Despite these lashbacks, many wealthy families hired a wet nurse due to cultural, societal, or personal choice or biological necessity. Even when the medical recommendations of the time differed in opinion, the external social, biological and cultural forces determined the woman's decision. Many women claimed that breastfeeding was unfashionable because it would ruin their figures, prevent them from wearing the clothes they wanted to, and interfere with social activities. Furthermore, some parents hired a wet nurse because it was cheaper than hiring a house maid or a business hand. That way, the mother could attend to the house work of administrative duties of her husband’s duties without being disrupted by breastfeeding. In turn, governments began to respond to the regular practice of wet nursing with laws to help prevent poor women neglecting their own infants to earn money by wet nursing another woman’s infant.

Throughout the 18th century, the scientific theory that pushed against the use of wet nurses was finally heard by the wealthy families that used it. However, just as more wealthy mothers began breastfeeding their own infants, the wet nurse business shifted to low income families. The industrial revolution increased the laboring duties of mothers and left them little choice but to use the only alternate feeding practices for their young infants. Since the poorer families did not have high financial budgets for a safe wet nurse, infant mortality rates were heavily influenced by untrustworthy and underqualified wet nurses who often engaged in dangerous practices like using opiates to help infants sleep. The rise in unsafe practices stimulated more scientific theory to be published to raise awareness of the benefits of breastfeeding. The works of William Buchan, who wrote Domestic Medicine and others spread a distrust in wet nurses and helped shift the practice away from mothers of all socioeconomic statuses by the end of the 18th century.

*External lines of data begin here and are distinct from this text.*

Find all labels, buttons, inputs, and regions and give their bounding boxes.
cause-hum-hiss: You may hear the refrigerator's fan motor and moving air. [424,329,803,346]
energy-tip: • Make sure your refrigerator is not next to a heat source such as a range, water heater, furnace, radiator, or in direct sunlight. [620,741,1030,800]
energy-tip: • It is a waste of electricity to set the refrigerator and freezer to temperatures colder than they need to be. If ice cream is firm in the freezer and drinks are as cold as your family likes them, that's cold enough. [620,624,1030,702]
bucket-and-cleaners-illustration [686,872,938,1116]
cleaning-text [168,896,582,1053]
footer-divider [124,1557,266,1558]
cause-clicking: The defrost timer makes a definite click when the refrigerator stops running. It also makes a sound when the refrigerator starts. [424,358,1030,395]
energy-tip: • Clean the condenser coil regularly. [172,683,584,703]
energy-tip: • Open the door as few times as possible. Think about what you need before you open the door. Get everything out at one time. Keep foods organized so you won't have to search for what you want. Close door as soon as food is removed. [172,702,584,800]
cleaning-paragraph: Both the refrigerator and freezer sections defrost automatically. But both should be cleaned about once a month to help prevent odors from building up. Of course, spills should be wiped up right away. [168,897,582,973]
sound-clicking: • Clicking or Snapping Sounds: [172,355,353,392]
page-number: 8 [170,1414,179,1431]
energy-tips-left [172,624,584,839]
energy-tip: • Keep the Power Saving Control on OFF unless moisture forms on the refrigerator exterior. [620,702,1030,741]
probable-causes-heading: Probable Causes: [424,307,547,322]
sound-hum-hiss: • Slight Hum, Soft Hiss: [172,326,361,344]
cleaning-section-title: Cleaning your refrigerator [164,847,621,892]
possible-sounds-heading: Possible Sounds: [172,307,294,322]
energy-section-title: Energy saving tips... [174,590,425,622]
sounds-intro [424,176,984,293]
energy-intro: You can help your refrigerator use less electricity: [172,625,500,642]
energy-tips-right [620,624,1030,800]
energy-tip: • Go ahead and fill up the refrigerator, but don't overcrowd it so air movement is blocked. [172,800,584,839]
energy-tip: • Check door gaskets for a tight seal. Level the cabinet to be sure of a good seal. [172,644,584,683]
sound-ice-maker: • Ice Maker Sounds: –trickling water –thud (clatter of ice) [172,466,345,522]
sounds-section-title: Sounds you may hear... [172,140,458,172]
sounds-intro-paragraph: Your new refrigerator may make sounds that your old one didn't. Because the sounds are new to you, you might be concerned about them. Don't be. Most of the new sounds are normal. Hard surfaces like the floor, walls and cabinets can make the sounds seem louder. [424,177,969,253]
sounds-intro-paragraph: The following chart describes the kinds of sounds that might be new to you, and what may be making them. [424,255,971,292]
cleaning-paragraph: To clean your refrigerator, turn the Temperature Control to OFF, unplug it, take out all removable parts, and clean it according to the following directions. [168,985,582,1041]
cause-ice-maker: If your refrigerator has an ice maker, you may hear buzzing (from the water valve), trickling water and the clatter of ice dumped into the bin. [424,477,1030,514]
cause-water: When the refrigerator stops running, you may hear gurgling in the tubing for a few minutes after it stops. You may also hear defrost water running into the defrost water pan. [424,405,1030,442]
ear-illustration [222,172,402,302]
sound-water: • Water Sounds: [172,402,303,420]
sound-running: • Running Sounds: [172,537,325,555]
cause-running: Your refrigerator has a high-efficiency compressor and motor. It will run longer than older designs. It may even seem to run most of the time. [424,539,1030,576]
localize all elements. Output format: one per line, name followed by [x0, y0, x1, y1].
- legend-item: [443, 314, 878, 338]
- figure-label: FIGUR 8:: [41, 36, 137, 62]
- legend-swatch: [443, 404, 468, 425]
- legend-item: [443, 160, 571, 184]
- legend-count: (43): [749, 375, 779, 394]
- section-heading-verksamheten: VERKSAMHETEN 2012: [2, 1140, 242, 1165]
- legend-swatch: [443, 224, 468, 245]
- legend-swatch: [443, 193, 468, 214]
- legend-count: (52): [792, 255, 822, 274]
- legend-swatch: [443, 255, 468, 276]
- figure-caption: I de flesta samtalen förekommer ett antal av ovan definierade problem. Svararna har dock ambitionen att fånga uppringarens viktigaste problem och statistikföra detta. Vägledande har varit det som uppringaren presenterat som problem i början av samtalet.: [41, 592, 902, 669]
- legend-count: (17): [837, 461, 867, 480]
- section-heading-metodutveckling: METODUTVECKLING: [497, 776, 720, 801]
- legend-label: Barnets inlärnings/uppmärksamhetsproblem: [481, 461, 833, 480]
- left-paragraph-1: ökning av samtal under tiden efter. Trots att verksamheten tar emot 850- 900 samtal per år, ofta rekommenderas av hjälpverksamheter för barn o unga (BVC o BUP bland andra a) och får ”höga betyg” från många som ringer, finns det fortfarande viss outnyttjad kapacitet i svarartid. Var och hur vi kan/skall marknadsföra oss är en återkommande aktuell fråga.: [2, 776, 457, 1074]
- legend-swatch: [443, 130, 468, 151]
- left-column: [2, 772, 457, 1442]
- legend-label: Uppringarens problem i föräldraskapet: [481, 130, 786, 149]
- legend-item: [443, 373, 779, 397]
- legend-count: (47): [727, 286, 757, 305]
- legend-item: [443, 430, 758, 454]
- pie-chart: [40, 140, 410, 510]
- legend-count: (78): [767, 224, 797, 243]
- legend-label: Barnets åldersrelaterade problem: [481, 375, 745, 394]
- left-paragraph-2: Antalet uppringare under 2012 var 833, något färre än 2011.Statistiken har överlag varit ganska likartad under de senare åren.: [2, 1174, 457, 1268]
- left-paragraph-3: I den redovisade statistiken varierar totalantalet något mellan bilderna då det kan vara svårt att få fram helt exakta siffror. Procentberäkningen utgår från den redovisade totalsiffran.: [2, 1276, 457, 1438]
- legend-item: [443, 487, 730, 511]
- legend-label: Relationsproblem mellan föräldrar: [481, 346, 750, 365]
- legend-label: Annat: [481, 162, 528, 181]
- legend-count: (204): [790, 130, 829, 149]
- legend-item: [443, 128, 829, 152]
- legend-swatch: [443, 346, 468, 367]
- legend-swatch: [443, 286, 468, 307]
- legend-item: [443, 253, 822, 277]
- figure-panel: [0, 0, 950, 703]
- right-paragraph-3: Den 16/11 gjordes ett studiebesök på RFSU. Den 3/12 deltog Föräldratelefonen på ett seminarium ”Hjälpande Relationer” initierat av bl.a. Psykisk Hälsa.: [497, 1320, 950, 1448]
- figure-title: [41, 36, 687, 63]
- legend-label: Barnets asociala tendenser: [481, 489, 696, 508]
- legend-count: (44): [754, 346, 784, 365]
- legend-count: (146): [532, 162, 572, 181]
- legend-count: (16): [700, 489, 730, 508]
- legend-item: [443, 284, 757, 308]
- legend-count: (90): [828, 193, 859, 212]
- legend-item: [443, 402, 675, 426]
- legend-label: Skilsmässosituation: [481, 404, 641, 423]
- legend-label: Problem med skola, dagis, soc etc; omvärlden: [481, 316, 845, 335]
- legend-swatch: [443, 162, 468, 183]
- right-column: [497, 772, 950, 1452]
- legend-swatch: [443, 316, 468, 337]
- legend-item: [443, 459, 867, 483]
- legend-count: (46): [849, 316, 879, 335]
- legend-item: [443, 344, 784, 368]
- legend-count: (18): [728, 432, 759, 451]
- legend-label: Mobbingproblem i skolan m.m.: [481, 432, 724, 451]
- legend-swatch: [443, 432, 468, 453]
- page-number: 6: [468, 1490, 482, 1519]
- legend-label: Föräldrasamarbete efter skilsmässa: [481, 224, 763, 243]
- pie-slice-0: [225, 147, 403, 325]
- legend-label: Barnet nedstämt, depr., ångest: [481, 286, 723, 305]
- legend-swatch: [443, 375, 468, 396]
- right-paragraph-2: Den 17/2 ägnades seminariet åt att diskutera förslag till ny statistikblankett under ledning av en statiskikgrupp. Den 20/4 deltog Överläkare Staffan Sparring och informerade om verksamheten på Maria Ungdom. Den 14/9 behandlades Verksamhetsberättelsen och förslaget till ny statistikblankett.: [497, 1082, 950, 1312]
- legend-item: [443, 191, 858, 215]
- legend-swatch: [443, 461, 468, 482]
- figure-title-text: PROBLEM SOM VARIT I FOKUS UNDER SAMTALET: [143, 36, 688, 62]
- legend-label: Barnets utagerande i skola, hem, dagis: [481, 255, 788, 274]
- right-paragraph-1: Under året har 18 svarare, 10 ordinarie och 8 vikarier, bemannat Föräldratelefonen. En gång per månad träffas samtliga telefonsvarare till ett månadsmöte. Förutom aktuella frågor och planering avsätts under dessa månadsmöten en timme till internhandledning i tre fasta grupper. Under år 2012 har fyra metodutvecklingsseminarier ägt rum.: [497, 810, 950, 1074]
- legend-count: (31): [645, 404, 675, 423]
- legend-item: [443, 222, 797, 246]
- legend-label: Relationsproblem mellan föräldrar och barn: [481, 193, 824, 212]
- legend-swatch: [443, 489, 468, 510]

In line with the rise of the germ theory of disease, the development of a hygienic feeding bottle also played a significant role in the decline of wet nurses. The bottle offered another widespread alternative that was deemed safe and easy to use. Before the 19th century feeding bottles of all kinds had been used to feed animal milk or bread soaked in water to infants. However, these feeding vessels were often hard to clean and the build-up of germs led to high rates of infant morbidity and mortality. During the mid-19th century, the modern feeding bottle started to evolve. In 1896, a refined open-ended bottle was developed in England and was very popular. Leather and rubber teats added to the bottle created the modern feeding bottle similar to the ones we see today. This invention led to a scientific focus on the nutrition benefits from non-human milk that could be easily put in the bottles instead of breast milk. This shift to artificial feeding provided a gateway to infant formula as a medicalized, marketable, and modern alternative to breast milk.